If for positive integers $$r > 1$$, $$n > 2$$, the coefficients of the $$(3r)^{th}$$ and $$(r+2)^{th}$$ powers of $$x$$ in the expansion of $$(1 + x)^{2n}$$ are equal, then $$n$$ is equal to:

The expansion of $$(1 + x)^{2n}$$ is given by the binomial theorem, and the general term is $$T_{k+1} = \binom{2n}{k} x^k$$, where the coefficient of $$x^k$$ is $$\binom{2n}{k}$$. According to the problem, the coefficients of $$x^{3r}$$ and $$x^{r+2}$$ are equal, so we have:

$$\binom{2n}{3r} = \binom{2n}{r+2}$$

We know that $$\binom{2n}{a} = \binom{2n}{b}$$ implies either $$a = b$$ or $$a + b = 2n$$. Therefore, we consider two cases.

Case 1: $$3r = r + 2$$

Solving this equation:

$$3r - r = 2$$

$$2r = 2$$

$$r = 1$$

But the problem specifies that $$r > 1$$, so $$r = 1$$ is invalid. This case is discarded.

Case 2: $$3r + (r + 2) = 2n$$

Solving this equation:

$$3r + r + 2 = 2n$$

$$4r + 2 = 2n$$

Divide both sides by 2:

$$2r + 1 = n$$

So, $$n = 2r + 1$$.

Now, we verify the conditions. Given $$r > 1$$, $$n = 2r + 1 > 2(1) + 1 = 3 > 2$$, so $$n > 2$$ is satisfied. Also, the indices $$3r$$ and $$r+2$$ must be within the range $$[0, 2n]$$. With $$n = 2r + 1$$, $$2n = 4r + 2$$.

Check $$3r$$: since $$r > 1$$, $$3r > 0$$ and $$3r \leq 4r + 2$$ (as $$3r \leq 4r + 2$$ simplifies to $$0 \leq r + 2$$, true for $$r > 1$$).

Check $$r+2$$: $$r+2 \leq 4r + 2$$ simplifies to $$0 \leq 3r$$, true for $$r > 1$$.

Additionally, $$3r \neq r+2$$ for $$r > 1$$ (since $$3r = r+2$$ gives $$r=1$$, excluded), so Case 2 applies.

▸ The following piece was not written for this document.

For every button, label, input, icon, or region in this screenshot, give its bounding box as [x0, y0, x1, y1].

Now, comparing with the options:

A. $$2r + 1$$

B. $$2r - 1$$

C. $$3r$$

D. $$r + 1$$

Option A matches $$n = 2r + 1$$.

To verify, let $$r = 2$$ (since $$r > 1$$), then $$n = 2(2) + 1 = 5$$, so $$2n = 10$$. Coefficient of $$x^{3r} = x^6$$ is $$\binom{10}{6}$$, and coefficient of $$x^{r+2} = x^4$$ is $$\binom{10}{4}$$. Since $$\binom{10}{6} = \binom{10}{4}$$ (as $$\binom{10}{6} = \binom{10}{10-6} = \binom{10}{4}$$), they are equal. Other options do not satisfy for $$r = 2$$.

Hence, the correct answer is Option A.